Não se trata de um único jogo, nem de uma competição específica, mas de toda uma geração de futebolistas espanhóis que passaram a vestir a camisa azul da seleção francesa. Defenderam as cores da França e até enfrentaram a Espanha para não abandonar o torneio (Euro 92). A participação da França no Copa do Mundo de 1982 Espanha Este foi o início de uma nova geração, a dos franceses de origem espanhola que passaram a vestir a camisa dos Les Bleus. Desde então, jogador de origem espanholaeles encontraram uma equipe para organizá-los e levá-los ao topo na França.

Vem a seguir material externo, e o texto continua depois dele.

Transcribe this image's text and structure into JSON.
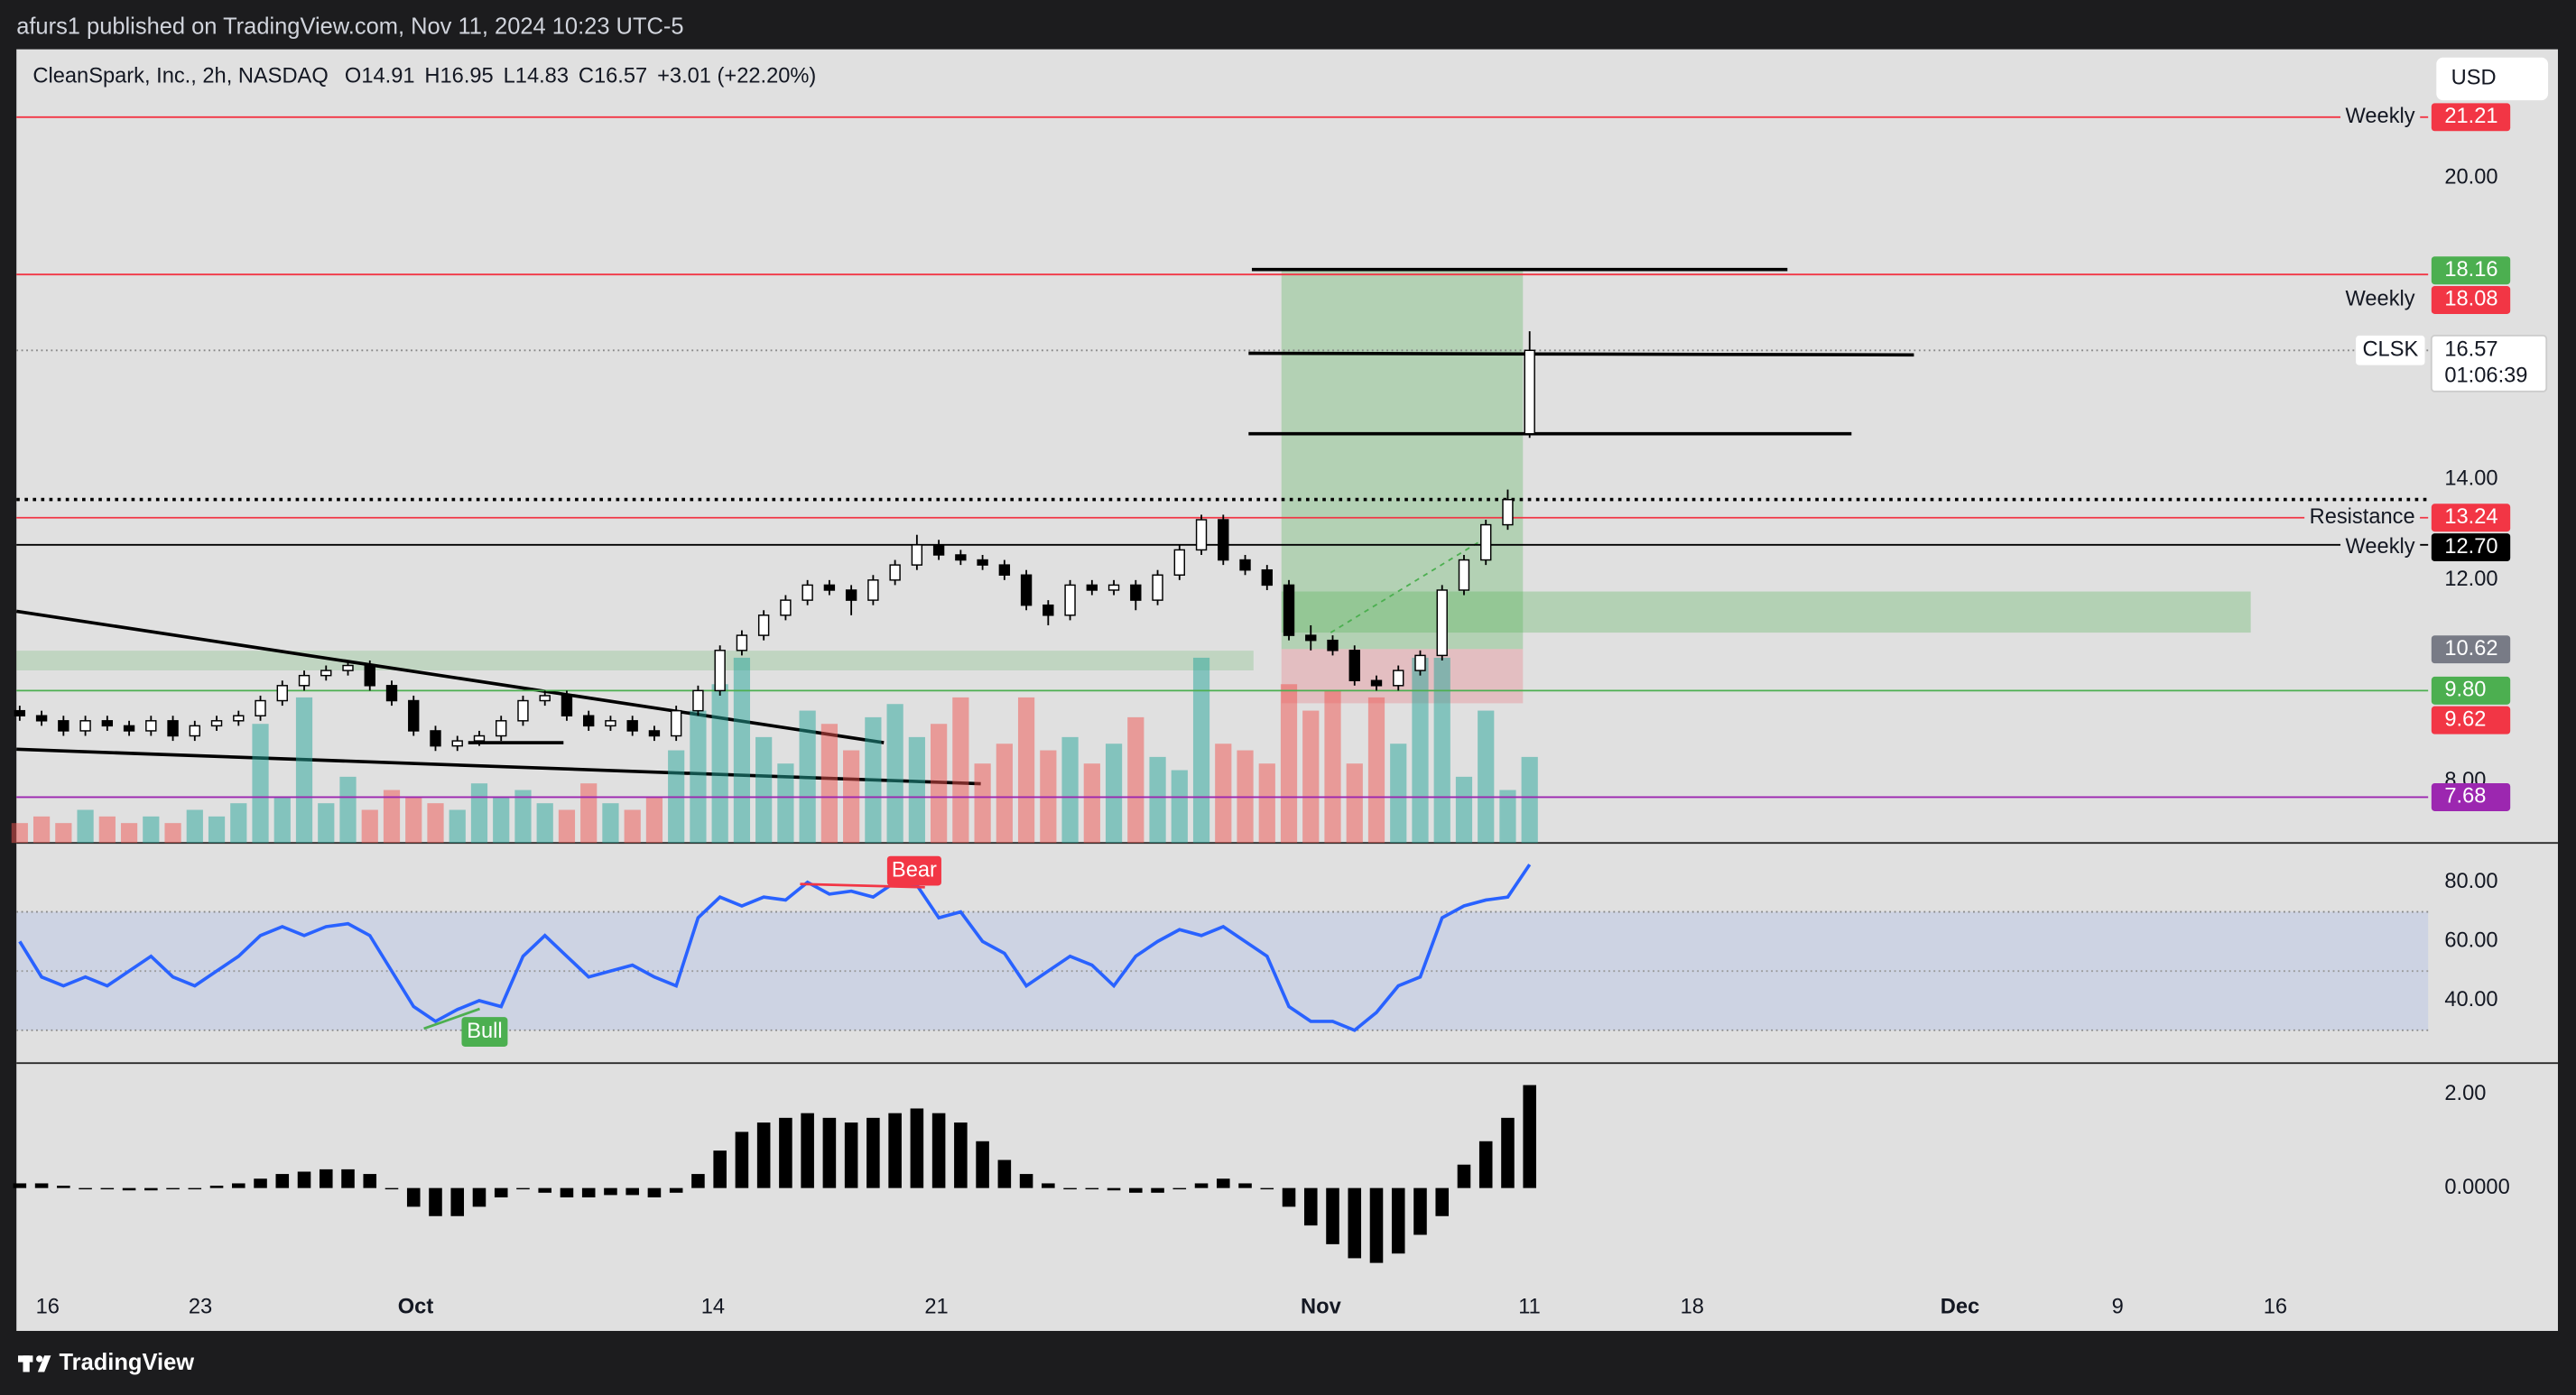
{
  "header": {
    "text": "afurs1 published on TradingView.com, Nov 11, 2024 10:23 UTC-5"
  },
  "footer": {
    "logo": "TradingView"
  },
  "chart_data": {
    "type": "candlestick",
    "title": "CleanSpark, Inc., 2h, NASDAQ",
    "legend": [
      {
        "label": "O",
        "value": 14.91
      },
      {
        "label": "H",
        "value": 16.95
      },
      {
        "label": "L",
        "value": 14.83
      },
      {
        "label": "C",
        "value": 16.57
      }
    ],
    "change": "+3.01 (+22.20%)",
    "currency": "USD",
    "x_labels": [
      "16",
      "23",
      "Oct",
      "14",
      "21",
      "Nov",
      "11",
      "18",
      "Dec",
      "9",
      "16"
    ],
    "ohlc": [
      [
        9.4,
        9.5,
        9.2,
        9.3
      ],
      [
        9.3,
        9.4,
        9.1,
        9.2
      ],
      [
        9.2,
        9.3,
        8.9,
        9.0
      ],
      [
        9.0,
        9.3,
        8.9,
        9.2
      ],
      [
        9.2,
        9.3,
        9.0,
        9.1
      ],
      [
        9.1,
        9.2,
        8.9,
        9.0
      ],
      [
        9.0,
        9.3,
        8.9,
        9.2
      ],
      [
        9.2,
        9.3,
        8.8,
        8.9
      ],
      [
        8.9,
        9.2,
        8.8,
        9.1
      ],
      [
        9.1,
        9.3,
        9.0,
        9.2
      ],
      [
        9.2,
        9.4,
        9.1,
        9.3
      ],
      [
        9.3,
        9.7,
        9.2,
        9.6
      ],
      [
        9.6,
        10.0,
        9.5,
        9.9
      ],
      [
        9.9,
        10.2,
        9.8,
        10.1
      ],
      [
        10.1,
        10.3,
        10.0,
        10.2
      ],
      [
        10.2,
        10.4,
        10.1,
        10.3
      ],
      [
        10.3,
        10.4,
        9.8,
        9.9
      ],
      [
        9.9,
        10.0,
        9.5,
        9.6
      ],
      [
        9.6,
        9.7,
        8.9,
        9.0
      ],
      [
        9.0,
        9.1,
        8.6,
        8.7
      ],
      [
        8.7,
        8.9,
        8.6,
        8.8
      ],
      [
        8.8,
        9.0,
        8.7,
        8.9
      ],
      [
        8.9,
        9.3,
        8.8,
        9.2
      ],
      [
        9.2,
        9.7,
        9.1,
        9.6
      ],
      [
        9.6,
        9.8,
        9.5,
        9.7
      ],
      [
        9.7,
        9.8,
        9.2,
        9.3
      ],
      [
        9.3,
        9.4,
        9.0,
        9.1
      ],
      [
        9.1,
        9.3,
        9.0,
        9.2
      ],
      [
        9.2,
        9.3,
        8.9,
        9.0
      ],
      [
        9.0,
        9.1,
        8.8,
        8.9
      ],
      [
        8.9,
        9.5,
        8.8,
        9.4
      ],
      [
        9.4,
        9.9,
        9.3,
        9.8
      ],
      [
        9.8,
        10.7,
        9.7,
        10.6
      ],
      [
        10.6,
        11.0,
        10.5,
        10.9
      ],
      [
        10.9,
        11.4,
        10.8,
        11.3
      ],
      [
        11.3,
        11.7,
        11.2,
        11.6
      ],
      [
        11.6,
        12.0,
        11.5,
        11.9
      ],
      [
        11.9,
        12.0,
        11.7,
        11.8
      ],
      [
        11.8,
        11.9,
        11.3,
        11.6
      ],
      [
        11.6,
        12.1,
        11.5,
        12.0
      ],
      [
        12.0,
        12.4,
        11.9,
        12.3
      ],
      [
        12.3,
        12.9,
        12.2,
        12.7
      ],
      [
        12.7,
        12.8,
        12.4,
        12.5
      ],
      [
        12.5,
        12.6,
        12.3,
        12.4
      ],
      [
        12.4,
        12.5,
        12.2,
        12.3
      ],
      [
        12.3,
        12.4,
        12.0,
        12.1
      ],
      [
        12.1,
        12.2,
        11.4,
        11.5
      ],
      [
        11.5,
        11.6,
        11.1,
        11.3
      ],
      [
        11.3,
        12.0,
        11.2,
        11.9
      ],
      [
        11.9,
        12.0,
        11.7,
        11.8
      ],
      [
        11.8,
        12.0,
        11.7,
        11.9
      ],
      [
        11.9,
        12.0,
        11.4,
        11.6
      ],
      [
        11.6,
        12.2,
        11.5,
        12.1
      ],
      [
        12.1,
        12.7,
        12.0,
        12.6
      ],
      [
        12.6,
        13.3,
        12.5,
        13.2
      ],
      [
        13.2,
        13.3,
        12.3,
        12.4
      ],
      [
        12.4,
        12.5,
        12.1,
        12.2
      ],
      [
        12.2,
        12.3,
        11.8,
        11.9
      ],
      [
        11.9,
        12.0,
        10.8,
        10.9
      ],
      [
        10.9,
        11.1,
        10.6,
        10.8
      ],
      [
        10.8,
        10.9,
        10.5,
        10.6
      ],
      [
        10.6,
        10.7,
        9.9,
        10.0
      ],
      [
        10.0,
        10.1,
        9.8,
        9.9
      ],
      [
        9.9,
        10.3,
        9.8,
        10.2
      ],
      [
        10.2,
        10.6,
        10.1,
        10.5
      ],
      [
        10.5,
        11.9,
        10.4,
        11.8
      ],
      [
        11.8,
        12.5,
        11.7,
        12.4
      ],
      [
        12.4,
        13.2,
        12.3,
        13.1
      ],
      [
        13.1,
        13.8,
        13.0,
        13.6
      ],
      [
        14.91,
        16.95,
        14.83,
        16.57
      ]
    ],
    "volume": [
      3,
      4,
      3,
      5,
      4,
      3,
      4,
      3,
      5,
      4,
      6,
      18,
      7,
      22,
      6,
      10,
      5,
      8,
      7,
      6,
      5,
      9,
      7,
      8,
      6,
      5,
      9,
      6,
      5,
      7,
      14,
      20,
      24,
      28,
      16,
      12,
      20,
      18,
      14,
      19,
      21,
      16,
      18,
      22,
      12,
      15,
      22,
      14,
      16,
      12,
      15,
      19,
      13,
      11,
      28,
      15,
      14,
      12,
      24,
      20,
      23,
      12,
      22,
      15,
      28,
      28,
      10,
      20,
      8,
      13
    ],
    "volume_ylim": [
      0,
      120
    ],
    "up_color": "#26a69a",
    "down_color": "#ef5350",
    "ylim": [
      6.77,
      22.56
    ],
    "yticks": [
      {
        "value": 8,
        "label": "8.00"
      },
      {
        "value": 12,
        "label": "12.00"
      },
      {
        "value": 14,
        "label": "14.00"
      },
      {
        "value": 20,
        "label": "20.00"
      }
    ],
    "price_levels": [
      {
        "value": 21.21,
        "label": "21.21",
        "name": "Weekly",
        "color": "#f23645",
        "line": true
      },
      {
        "value": 18.16,
        "label": "18.16",
        "color": "#4caf50",
        "line": false
      },
      {
        "value": 18.08,
        "label": "18.08",
        "name": "Weekly",
        "color": "#f23645",
        "line": true
      },
      {
        "value": 13.24,
        "label": "13.24",
        "name": "Resistance",
        "color": "#f23645",
        "line": true
      },
      {
        "value": 12.7,
        "label": "12.70",
        "name": "Weekly",
        "color": "#000000",
        "line": true
      },
      {
        "value": 10.62,
        "label": "10.62",
        "color": "#787b86",
        "line": false
      },
      {
        "value": 9.8,
        "label": "9.80",
        "color": "#4caf50",
        "line": true
      },
      {
        "value": 9.62,
        "label": "9.62",
        "color": "#f23645",
        "line": false
      },
      {
        "value": 7.68,
        "label": "7.68",
        "color": "#9c27b0",
        "line": true
      }
    ],
    "last_price": {
      "name": "CLSK",
      "value": 16.57,
      "countdown": "01:06:39"
    },
    "rsi": {
      "values": [
        60,
        48,
        45,
        48,
        45,
        50,
        55,
        48,
        45,
        50,
        55,
        62,
        65,
        62,
        65,
        66,
        62,
        50,
        38,
        33,
        37,
        40,
        38,
        55,
        62,
        55,
        48,
        50,
        52,
        48,
        45,
        68,
        75,
        72,
        75,
        74,
        80,
        76,
        77,
        75,
        80,
        79,
        68,
        70,
        60,
        56,
        45,
        50,
        55,
        52,
        45,
        55,
        60,
        64,
        62,
        65,
        60,
        55,
        38,
        33,
        33,
        30,
        36,
        45,
        48,
        68,
        72,
        74,
        75,
        86
      ],
      "color": "#2962ff",
      "ylim": [
        18.9,
        93.3
      ],
      "yticks": [
        {
          "value": 40,
          "label": "40.00"
        },
        {
          "value": 60,
          "label": "60.00"
        },
        {
          "value": 80,
          "label": "80.00"
        }
      ],
      "band": [
        30,
        70
      ],
      "bear": "Bear",
      "bull": "Bull"
    },
    "macd": {
      "values": [
        0.1,
        0.1,
        0.05,
        0,
        0,
        -0.05,
        -0.05,
        0,
        0,
        0.05,
        0.1,
        0.2,
        0.3,
        0.35,
        0.4,
        0.4,
        0.3,
        0,
        -0.4,
        -0.6,
        -0.6,
        -0.4,
        -0.2,
        0,
        -0.1,
        -0.2,
        -0.2,
        -0.15,
        -0.15,
        -0.2,
        -0.1,
        0.3,
        0.8,
        1.2,
        1.4,
        1.5,
        1.6,
        1.5,
        1.4,
        1.5,
        1.6,
        1.7,
        1.6,
        1.4,
        1.0,
        0.6,
        0.3,
        0.1,
        0,
        0,
        -0.05,
        -0.1,
        -0.1,
        0,
        0.1,
        0.2,
        0.1,
        0,
        -0.4,
        -0.8,
        -1.2,
        -1.5,
        -1.6,
        -1.4,
        -1.0,
        -0.6,
        0.5,
        1.0,
        1.5,
        2.2
      ],
      "color": "#000000",
      "ylim": [
        -2.0,
        2.67
      ],
      "yticks": [
        {
          "value": 0,
          "label": "0.0000"
        },
        {
          "value": 2,
          "label": "2.00"
        }
      ]
    }
  }
}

Tradicionalmente, a seleção francesa contava com jogadores de diferentes origens. Na última década, os jogadores de futebol de origem africana ganharam destaque, como Zinedine Zidane (Argélia, o padre), o Karim Benzema(filho de pais argelinos). Na verdade, muitos dos jogadores de futebol que participam na Copa do Mundo de 2026 não têm ascendência francesa direta. Foi o que aconteceu com Kylian Mbappé (seu pai é camaronês e sua mãe é argelina); Ousmane Dembélé (pai do Mali); Tchouameni, (os pais são dos Camarões); Kingsley Coman e Marcus Thuram, (pais nascidos na ilha caribenha de Guadalupe); Michael Olise (pai nigeriano). A diversidade da seleção francesa é reflexo da cultura que caracteriza o país.

Apesar desta variedade, poucos jogadores da seleção francesa têm ancestrais diretos de origem francesa, como Lucas Digne e Adrien Rabiot. Pelo contrário, houve um tempo em que a equipa se distinguia pela presença de jogadores de futebol com raízes espanholas. Durante a Copa do Mundo de 1982 na Espanha, o técnico Michel Hidalgo comandou uma equipe que incluía jogadores como ele Manuel Amorós, Luis Fernández e Alain Giressetodos são descendentes de espanhóis.
Hidalgo administrou o banco francês na Copa do Mundo de 1978, na Argentina. Desde então, ele construiu a sua pequena Espanha dentro da seleção francesa. A convocação da França para a próxima Copa do Mundo já contou com alguns nomes notáveis: Luis Fernándeznasceu em Cádiz e mudou-se para Lyon aos seis anos; Alain Giresse, filho da mãe de Salamanca; SI Manuel AmorosSeus pais são valencianos.
A história destes jogadores é marcada pela migração e, em muitos casos, pelo pós-guerra, o que levou muitas famílias espanholas a fixarem-se em França, onde os seus descendentes encontraram oportunidades no futebol e, por fim, um lugar na selecção nacional. O sucesso não demorou muito.
Apenas dois anos depois da Copa do Mundo na Espanha, a França venceu o Euro 1984 sob a liderança de Michel Hidalgo. “Eu tive um momento muito ruim. Tinha um jogador na minha frente que… como posso dizer? Escolha, escolha-me porque sou espanhol e joguei pela França. Eles parecem não entender que tive que me render e fazer justiça a um país que me permitiu ser jogador de futebol”, disse Luis Fernández, anos depois, em entrevista ao. O país. Nas décadas de 80 e 90, a seleção francesa teve até jogador de cinco gerações espanholasnum campo onde os encontros entre França e Espanha eram frequentes e, na maioria das vezes, em vantagem dos franceses.
Durante a fase de qualificação para o Euro 1992, a França contou com jogadores como Manuel Amorós, Bernardo Pardo, Luis Fernández e Eric CantonaSua mãe é espanhola. Embora atualmente haja menos descendência espanhola na seleção francesa, alguns empates ainda permanecem. Os irmãos Lucas e Theo HernándezPor exemplo, eles têm um pai espanhol. A história dos Les Bleus ainda traça o caminho da imigração e da integração.
Agora, o time que já contou com vários jogadores espanhóis, enfrenta La Roja nas semifinais da Copa do Mundo de 2026. Uma nova batalha entre dois conhecidos, que se reencontram para escrever mais um capítulo de sua história. Luis de la Fuente contra Didier Deschamps. Espanha contra França. Lamine Yamal e Kylian Mbappé.